As pharma continues to roll out more co-pay card programs, payers can be expected to continue to adopt tactics that help deflect the impact the cards can have on their bottom line. Step therapy is likely to increasingly become a part of plan design for products with co-pay cards, as are NDC (National Drug Code) blocks, where the product is not covered at all.

At the same time, implications of the Patient Protection and Affordable Care Act allow patients to have more freedom choosing their health plan, resulting in pressure on plans to retain these members. Drug costs will be an important consideration that pharma companies and payers will have to keep in mind when designing and selling prescription drug coverage. However, it’s important to note that federal programs such as Medicare and Medicaid do not accept co-pay cards.

Pharma strategies

Moving forward, pharmaceutical companies and payers will likely have to pursue ways to reconcile their approaches. While manufacturers will likely continue to offer co-pay card programs, they may target their use and possibly negotiate with payers to reach co-pay card offerings that prevent product blocks.
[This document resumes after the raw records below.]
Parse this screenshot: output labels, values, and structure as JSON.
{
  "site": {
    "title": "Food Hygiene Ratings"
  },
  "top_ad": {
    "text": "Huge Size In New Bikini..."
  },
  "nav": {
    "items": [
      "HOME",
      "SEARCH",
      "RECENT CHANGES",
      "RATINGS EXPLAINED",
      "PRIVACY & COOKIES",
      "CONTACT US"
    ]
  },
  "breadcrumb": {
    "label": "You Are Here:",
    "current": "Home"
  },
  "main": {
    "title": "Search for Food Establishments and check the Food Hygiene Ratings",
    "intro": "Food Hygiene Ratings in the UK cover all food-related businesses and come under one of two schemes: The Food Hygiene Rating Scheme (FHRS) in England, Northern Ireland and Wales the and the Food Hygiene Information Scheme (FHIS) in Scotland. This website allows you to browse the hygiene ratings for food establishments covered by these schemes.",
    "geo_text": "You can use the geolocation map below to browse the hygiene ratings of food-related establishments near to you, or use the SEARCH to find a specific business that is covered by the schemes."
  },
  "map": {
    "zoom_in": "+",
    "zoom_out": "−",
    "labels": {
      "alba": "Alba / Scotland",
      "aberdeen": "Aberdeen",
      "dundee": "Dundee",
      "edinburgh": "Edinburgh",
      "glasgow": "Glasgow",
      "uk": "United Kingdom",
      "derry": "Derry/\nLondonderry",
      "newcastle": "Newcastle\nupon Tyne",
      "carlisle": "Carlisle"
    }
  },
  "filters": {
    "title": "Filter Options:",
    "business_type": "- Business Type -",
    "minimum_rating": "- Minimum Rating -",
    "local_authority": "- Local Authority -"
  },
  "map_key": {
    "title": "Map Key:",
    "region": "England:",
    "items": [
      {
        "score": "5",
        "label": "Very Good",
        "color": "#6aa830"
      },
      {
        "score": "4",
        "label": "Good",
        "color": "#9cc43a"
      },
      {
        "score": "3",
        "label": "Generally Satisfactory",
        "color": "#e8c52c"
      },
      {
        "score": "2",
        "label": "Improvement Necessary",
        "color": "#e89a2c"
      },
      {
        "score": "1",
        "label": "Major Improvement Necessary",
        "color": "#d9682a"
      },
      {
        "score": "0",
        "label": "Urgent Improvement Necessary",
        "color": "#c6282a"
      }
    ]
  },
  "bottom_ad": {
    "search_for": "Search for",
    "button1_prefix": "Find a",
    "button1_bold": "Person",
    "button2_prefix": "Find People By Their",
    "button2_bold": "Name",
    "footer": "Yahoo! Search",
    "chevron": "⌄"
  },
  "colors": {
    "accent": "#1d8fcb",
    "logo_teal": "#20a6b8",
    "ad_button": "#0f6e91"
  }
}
Possible strategies may include targeting particular patient types, being aligned with preferred products, and supporting adherence initiatives. Since medication adherence is growing as an important quality measure as evidenced by inclusion of these metrics in the current Medicare Five-Star Rating System, this is a natural alignment that could benefit all.

Coordination of efforts to ensure that patients receive the best possible care in a financially responsible manner will be an important part of moving toward the larger goal of providing therapies that patients will be willing and able to pay for. This ultimately will better meet patient needs. Whether payers and pharmaceutical companies find this common ground or remain disconnected remains to be seen.

Larry Blandford is SVP, strategic services, for The Hobart Group.